Hi! I’m new to Graph ML and GNNs and trying to perform link prediction with neighbor sampling on bipartite undirected transaction graph consisting of credit card and merchants nodes with edges are transactions as shown in the figure. The goal is to predict which credit cards and merchants should be connected. To make the heterograph undirected I add the reverse edge like t
his:
dgl.heterograph({('card', 'transaction', 'merchant'): (card_nodes, merch_nodes), ('merchant', 'transaction-rev', 'card'): (merch_nodes, card_nodes)})

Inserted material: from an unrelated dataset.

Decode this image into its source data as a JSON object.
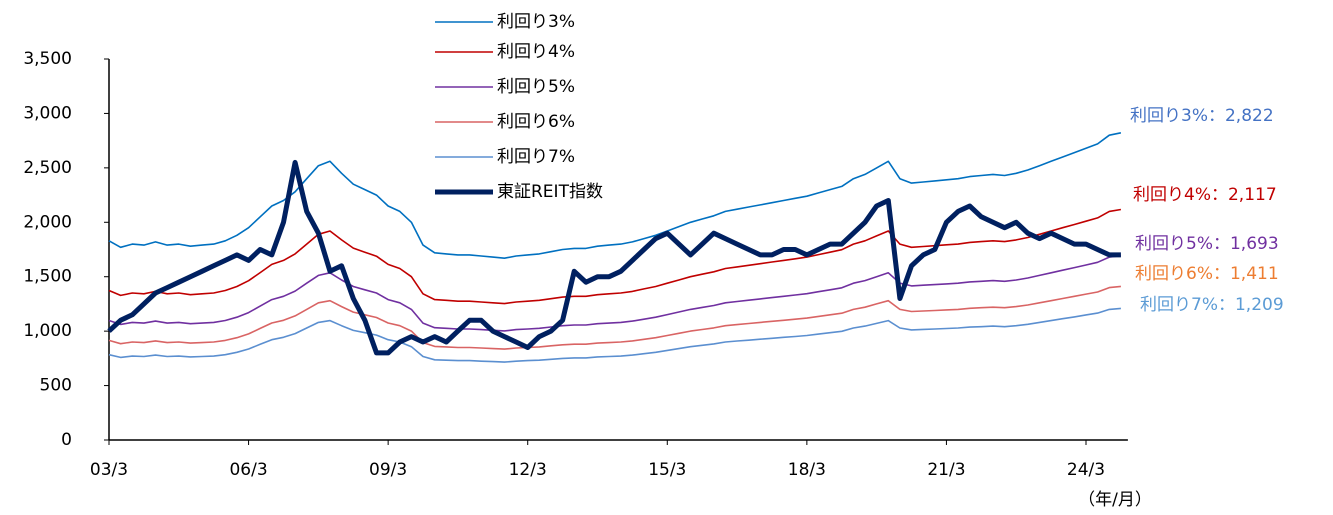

I’m trying to follow the tutorial here 6.3 Training GNN for Link Prediction with Neighborhood Sampling — DGL 0.6.1 documentation but I have few questions:
-
I’m confused whether I should be trying to predict just the transaction edge or both transaction and its reverse edge. Thus I’m confused about whether I should be passing only
('card', 'transaction', 'merchant')
edge intrain_eid_dict
or should I also pass in the reverse edge('merchant', 'transaction-rev', 'card')
in theEdgeDataLoader
. -
Also, I need to do negative sampling since this is link prediction and I want the negative edges to be between a card and a random merchant that are not actually connected in the graph and similarly between a merchant and a random card that are not connected. Will using
dgl.dataloading.negative_sampler.Uniform
accomplish this? -
I have also been going through EdgeDataLoader doc and the examples there dgl.dataloading — DGL 0.6.1 documentation where they exclude the reverse edge in heterograph. If I’m trying to do undirected link prediction should I be excluding the reverse edge?Any help/guidance here would be really appreciated! Thanks!
-
Finally, I want to do train-validation-test split but not sure how I should proceed. DGL docs don’t seem to have an example for doing the split for link prediction with neighbor sampling. I suppose I could randomly sample 80% of edges as training, 10% validation and 10% test but again how to deal with the reverse edge for my undirected link prediction is what I’m confused about. Also it seems like I should be using
g_sampling
somehow for the validation and test set but not sure how because there is no example in the DGL docs. Can someone please guide on this?